City of Houston v. Mitchell

PAUL PRESSLER, Justice.

I respectfully dissent. The trial court erred when it determined that the Ordinance was not the type authorized by the legislature under section 2(1) of the Act.

The City Council is the legislative body of the City of Houston, and it has the authority and responsibility to determine whether the construction and method of operation of “adult arcades” so adversely affects the health, safety and welfare of the inhabitants of the city as to allow the exercise of its police power in regulating them. Neither the trial court nor this Court may substitute its finding of fact for that of the City Council in a situation such as this. City of Abilene v. Woodlock, 282 S.W.2d 736 (Tex.Civ.App.—Eastland 1955, writ ref’d) cert. denied 351 U.S. 925, 76 S.Ct. 782, 100 L.Ed. 1455; City of Houston v. Johnny Frank’s Auto Parts, 480 S.W.2d 774 (Tex.Civ.App.—Houston [14th Dist.] 1972, writ ref’d n.r.e.); Safe Water Foundation v. City of Houston, 661 S.W.2d 190 (Tex.App.—Houston [1st Dist.] 1983, writ ref’d n.r.e.) appeal dismissed 469 U.S. 801, 105 S.Ct. 55, 83 L.Ed.2d 6.

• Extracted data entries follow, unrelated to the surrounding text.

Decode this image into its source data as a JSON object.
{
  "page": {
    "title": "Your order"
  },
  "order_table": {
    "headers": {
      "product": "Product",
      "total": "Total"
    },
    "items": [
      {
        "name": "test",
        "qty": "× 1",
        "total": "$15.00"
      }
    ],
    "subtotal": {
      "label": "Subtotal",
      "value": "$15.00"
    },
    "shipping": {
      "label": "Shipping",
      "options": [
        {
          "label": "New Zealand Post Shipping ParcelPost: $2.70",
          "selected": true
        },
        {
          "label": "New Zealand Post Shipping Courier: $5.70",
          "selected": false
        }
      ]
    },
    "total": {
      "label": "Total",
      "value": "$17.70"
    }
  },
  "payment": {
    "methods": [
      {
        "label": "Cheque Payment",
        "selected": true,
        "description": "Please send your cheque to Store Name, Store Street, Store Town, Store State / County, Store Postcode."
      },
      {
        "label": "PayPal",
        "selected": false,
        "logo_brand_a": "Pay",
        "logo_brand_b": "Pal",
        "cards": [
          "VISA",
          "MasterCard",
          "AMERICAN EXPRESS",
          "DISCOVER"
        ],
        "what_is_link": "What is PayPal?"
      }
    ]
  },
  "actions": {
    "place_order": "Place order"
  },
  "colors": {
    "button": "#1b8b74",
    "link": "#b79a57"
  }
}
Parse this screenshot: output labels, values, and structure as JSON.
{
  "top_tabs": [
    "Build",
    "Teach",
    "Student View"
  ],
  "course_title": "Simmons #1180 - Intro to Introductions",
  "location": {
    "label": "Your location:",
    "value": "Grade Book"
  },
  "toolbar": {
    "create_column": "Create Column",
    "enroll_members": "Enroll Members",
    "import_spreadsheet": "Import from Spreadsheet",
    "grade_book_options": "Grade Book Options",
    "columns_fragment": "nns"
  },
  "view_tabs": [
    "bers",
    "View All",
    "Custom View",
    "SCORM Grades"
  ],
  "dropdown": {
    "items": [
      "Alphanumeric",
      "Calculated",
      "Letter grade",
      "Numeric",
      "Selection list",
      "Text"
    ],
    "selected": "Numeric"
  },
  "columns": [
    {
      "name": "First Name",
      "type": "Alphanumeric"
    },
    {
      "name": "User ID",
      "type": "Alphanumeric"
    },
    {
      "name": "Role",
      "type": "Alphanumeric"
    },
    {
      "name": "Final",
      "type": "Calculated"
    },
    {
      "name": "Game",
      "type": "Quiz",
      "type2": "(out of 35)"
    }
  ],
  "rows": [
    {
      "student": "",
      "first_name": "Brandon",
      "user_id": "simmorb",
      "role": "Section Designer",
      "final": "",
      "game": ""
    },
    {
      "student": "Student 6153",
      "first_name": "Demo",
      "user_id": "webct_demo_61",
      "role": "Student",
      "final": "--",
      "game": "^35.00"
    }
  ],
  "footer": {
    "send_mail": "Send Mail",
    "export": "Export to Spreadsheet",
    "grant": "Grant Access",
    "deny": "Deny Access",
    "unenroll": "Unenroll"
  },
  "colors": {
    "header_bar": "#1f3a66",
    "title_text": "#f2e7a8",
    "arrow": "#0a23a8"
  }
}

The Council’s reasonable finding that a condition exists, the control of which is a proper exercise of its police power, must be accepted by the courts as a basis for the validity of the objective of an ordinance if there is any legally sufficient evidence to *375support such a finding. Smith v. Davis, 426 S.W.2d 827 (Tex.Sup.1968); City of Waxahachie v. Watkins, 154 Tex. 206, 275 S.W.2d 477 (1955).

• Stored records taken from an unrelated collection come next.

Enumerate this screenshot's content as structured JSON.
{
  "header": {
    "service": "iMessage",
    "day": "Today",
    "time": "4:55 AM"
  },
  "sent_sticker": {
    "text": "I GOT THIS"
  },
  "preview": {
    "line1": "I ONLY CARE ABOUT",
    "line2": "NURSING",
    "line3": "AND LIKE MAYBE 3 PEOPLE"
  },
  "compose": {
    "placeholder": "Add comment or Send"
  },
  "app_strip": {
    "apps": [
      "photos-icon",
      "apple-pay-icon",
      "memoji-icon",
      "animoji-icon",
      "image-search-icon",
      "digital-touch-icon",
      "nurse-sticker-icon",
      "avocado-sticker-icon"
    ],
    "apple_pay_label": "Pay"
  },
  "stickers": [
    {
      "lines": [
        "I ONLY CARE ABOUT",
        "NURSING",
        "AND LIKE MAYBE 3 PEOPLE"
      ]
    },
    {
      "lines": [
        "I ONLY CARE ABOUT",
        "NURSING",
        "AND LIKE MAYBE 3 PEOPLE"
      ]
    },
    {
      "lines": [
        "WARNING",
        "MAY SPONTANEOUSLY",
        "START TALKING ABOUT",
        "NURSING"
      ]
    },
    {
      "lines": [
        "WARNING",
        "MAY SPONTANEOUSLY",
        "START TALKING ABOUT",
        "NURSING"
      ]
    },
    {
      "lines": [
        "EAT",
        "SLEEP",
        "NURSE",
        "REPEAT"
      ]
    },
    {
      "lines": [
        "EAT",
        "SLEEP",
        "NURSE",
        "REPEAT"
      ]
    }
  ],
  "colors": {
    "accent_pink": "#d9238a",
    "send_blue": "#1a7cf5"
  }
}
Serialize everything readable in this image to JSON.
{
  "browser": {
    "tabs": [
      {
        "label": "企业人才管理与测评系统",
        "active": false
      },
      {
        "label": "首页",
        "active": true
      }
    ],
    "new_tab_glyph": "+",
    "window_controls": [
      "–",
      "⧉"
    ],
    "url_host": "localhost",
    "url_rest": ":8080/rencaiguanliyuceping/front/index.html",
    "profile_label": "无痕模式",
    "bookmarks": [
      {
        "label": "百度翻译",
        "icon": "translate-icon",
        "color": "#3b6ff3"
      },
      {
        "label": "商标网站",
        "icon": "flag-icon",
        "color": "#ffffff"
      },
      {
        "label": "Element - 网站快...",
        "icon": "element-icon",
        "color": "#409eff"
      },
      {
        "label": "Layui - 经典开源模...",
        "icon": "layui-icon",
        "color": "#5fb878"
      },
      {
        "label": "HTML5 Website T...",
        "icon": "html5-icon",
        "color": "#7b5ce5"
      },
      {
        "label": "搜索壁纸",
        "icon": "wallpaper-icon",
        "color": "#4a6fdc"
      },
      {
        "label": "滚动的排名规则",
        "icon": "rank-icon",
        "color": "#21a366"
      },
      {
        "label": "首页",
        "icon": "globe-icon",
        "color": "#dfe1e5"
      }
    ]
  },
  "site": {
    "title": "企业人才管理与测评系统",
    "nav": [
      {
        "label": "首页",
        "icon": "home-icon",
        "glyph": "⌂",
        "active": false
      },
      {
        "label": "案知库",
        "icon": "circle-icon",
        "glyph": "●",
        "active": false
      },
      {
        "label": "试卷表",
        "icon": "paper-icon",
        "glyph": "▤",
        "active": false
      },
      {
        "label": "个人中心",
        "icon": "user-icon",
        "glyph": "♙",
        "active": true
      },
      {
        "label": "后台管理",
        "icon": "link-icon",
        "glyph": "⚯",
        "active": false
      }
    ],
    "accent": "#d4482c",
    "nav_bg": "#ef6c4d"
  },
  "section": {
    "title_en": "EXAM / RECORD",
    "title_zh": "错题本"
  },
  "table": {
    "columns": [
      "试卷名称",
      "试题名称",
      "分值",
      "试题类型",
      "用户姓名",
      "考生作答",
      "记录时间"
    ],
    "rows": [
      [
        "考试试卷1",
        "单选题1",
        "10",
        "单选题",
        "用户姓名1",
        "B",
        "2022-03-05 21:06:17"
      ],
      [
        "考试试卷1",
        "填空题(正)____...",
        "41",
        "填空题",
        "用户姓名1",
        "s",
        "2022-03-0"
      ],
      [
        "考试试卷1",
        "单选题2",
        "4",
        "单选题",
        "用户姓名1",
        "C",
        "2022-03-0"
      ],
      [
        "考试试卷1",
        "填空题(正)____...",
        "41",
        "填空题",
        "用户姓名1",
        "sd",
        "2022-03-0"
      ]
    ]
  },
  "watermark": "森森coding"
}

The Ordinance contains legislative findings of fact, based on reports from public health, fire and police officials and testimony at a public hearing, that adult arcades configured with enclosed booths represent a danger both to the public health, by facilitating sexual encounters and sexually transmitted diseases, and by creating a fire safety’ hazard.

An ordinance is presumed to be valid and the burden of showing its invalidity rests on the party attacking it. When a city government passes an ordinance that is final and conclusive, it cannot be revised by the courts unless the passing of the ordinance was arbitrary, unreasonable, and a clear abuse of power. Town of Ascarate v. Villalobos, 148 Tex. 254, 223 S.W.2d 945 (1949); City of Weslaco v. Melton, 158 Tex. 61, 308 S.W.2d 18 (1957).

The Ordinance is clearly of a type contemplated by the Act in that it addresses the interior configuration and construction of buildings, and is, on its face, “an ordinance relating to the manner ... methods, or means of construction of any building or other structure or improvement, including ... structural elements ... and fixtures....” The enclosed booths that the Ordinance seeks to eliminate are substantial structures of wood and sheetrock, which possess individual doors, and which extend from floor to ceiling. Although reasonable minds may differ as to whether a particular ordinance is an act in furtherance of the public’s health, safety, and welfare, this is no indication in the case at bar that the City clearly abused its discretion. City of Abilene, supra.

The trial court also found that the appellant failed to show a substantial danger of injury or adverse health impact as required by section 3 of the Act. When a society is attempting to protect and preserve itself, it should not have to wait for a specific injury to take place to prove that its course of action would be beneficial. We are presently faced with an epidemic of sobering consequences and proportions. A valid purpose of the Ordinance is to prevent the spread of life-threatening, sexually-transmitted diseases which endanger our society. It is hard to imagine a more dangerous health hazard or one from which there needs to be greater protection.

The trial court’s narrow reading of the Act takes from society a valuable tool for self-preservation. A society without effective means to preserve itself is a society that cannot survive. The legislature, in passing the Act, intended to enable cities to pass and enforce ordinances to counter real and perceived threats to public health and safety. The Ordinance is clearly aimed at a very real public health concern and employs a legitimate and legislatively authorized means to combat that threat. Not allowing the enforcement of the ordinance by an injunction cripples appellant’s efforts to provide for the public welfare of its citizens through health and safety ordinances. The Ordinance is of the type contemplated under section 2(1) and 2(2) of the Act and an injunction should have been issued to enforce it. I, therefore, respectfully dissent.